Des pensions payées par nos salaires
Ce ne sont pas les dépenses, mais les revenus qui constituent la plus grande menace pour pouvoir payer nos pensions. Les pensions sont payées par les cotisations sociales sur nos salaires. Il s’agit d’une sorte de salaire différé. Mais les gouvernements successifs ont furtivement sapé ce salaire différé. Les administrateurs de la sécurité sociale ont déjà tiré la sonnette d’alarme à plusieurs reprises. Les cotisations patronales font comme les calottes polaires: elles fondent.
Voulons-nous une société où les personnes âgées peuvent vivre dans la dignité?

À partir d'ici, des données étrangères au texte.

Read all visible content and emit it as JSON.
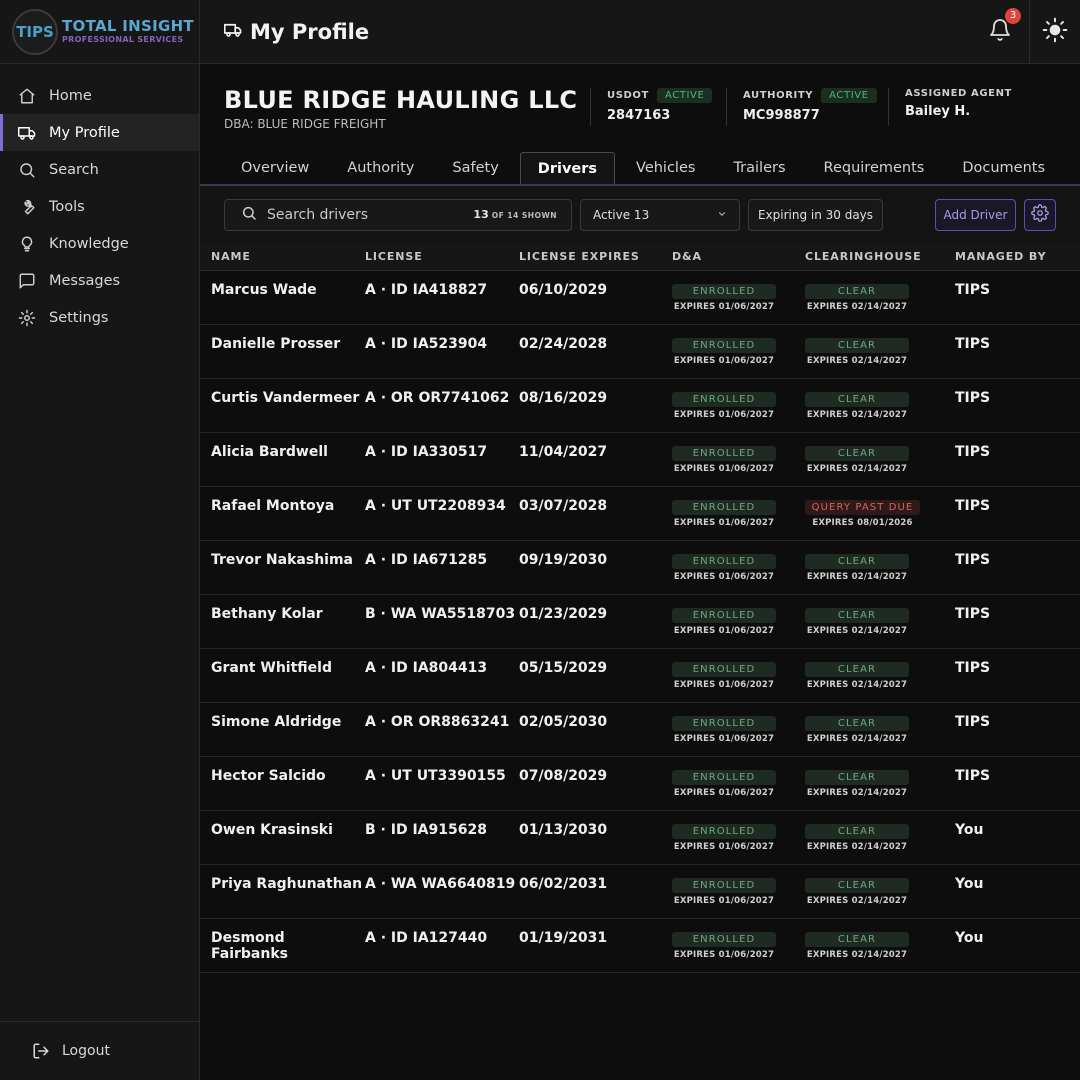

Selon le Bureau du Plan, les exonérations, les réductions des cotisations patronales pour la sécurité sociale et les subventions salariales représentent déjà 16 milliards d’euros par an. Ce chiffre passera à 18 milliards d’ici 2029. Cela représente près de 3% de notre PIB, soit plus que l’augmentation des coûts des pensions en pourcentage du PIB pour les 25 prochaines années. Les réductions de cotisations et les subventions salariales vont très loin en Belgique. Dans un pays comme l’Autriche, où les pensions légales sont supérieures d’un tiers et où les hommes peuvent encore prendre leur retraite à 65 ans et les femmes à 60 ans, les cotisations sociales sur les salaires sont plus élevées et n’ont pas été systématiquement réduites.
Le processus de vieillissement s’étend sur de nombreuses années. Cela pose de sérieux défis. Nous y associons une vision à long terme qui protège les salaires différés et combat le ver qui ronge la sécurité sociale. C’est une question de choix. Voulons-nous une société où les personnes âgées peuvent vivre dans la dignité? Voulons-nous répartir plus équitablement les richesses et renforcer la solidarité? La réponse à ces questions déterminera l’avenir de notre système de pension.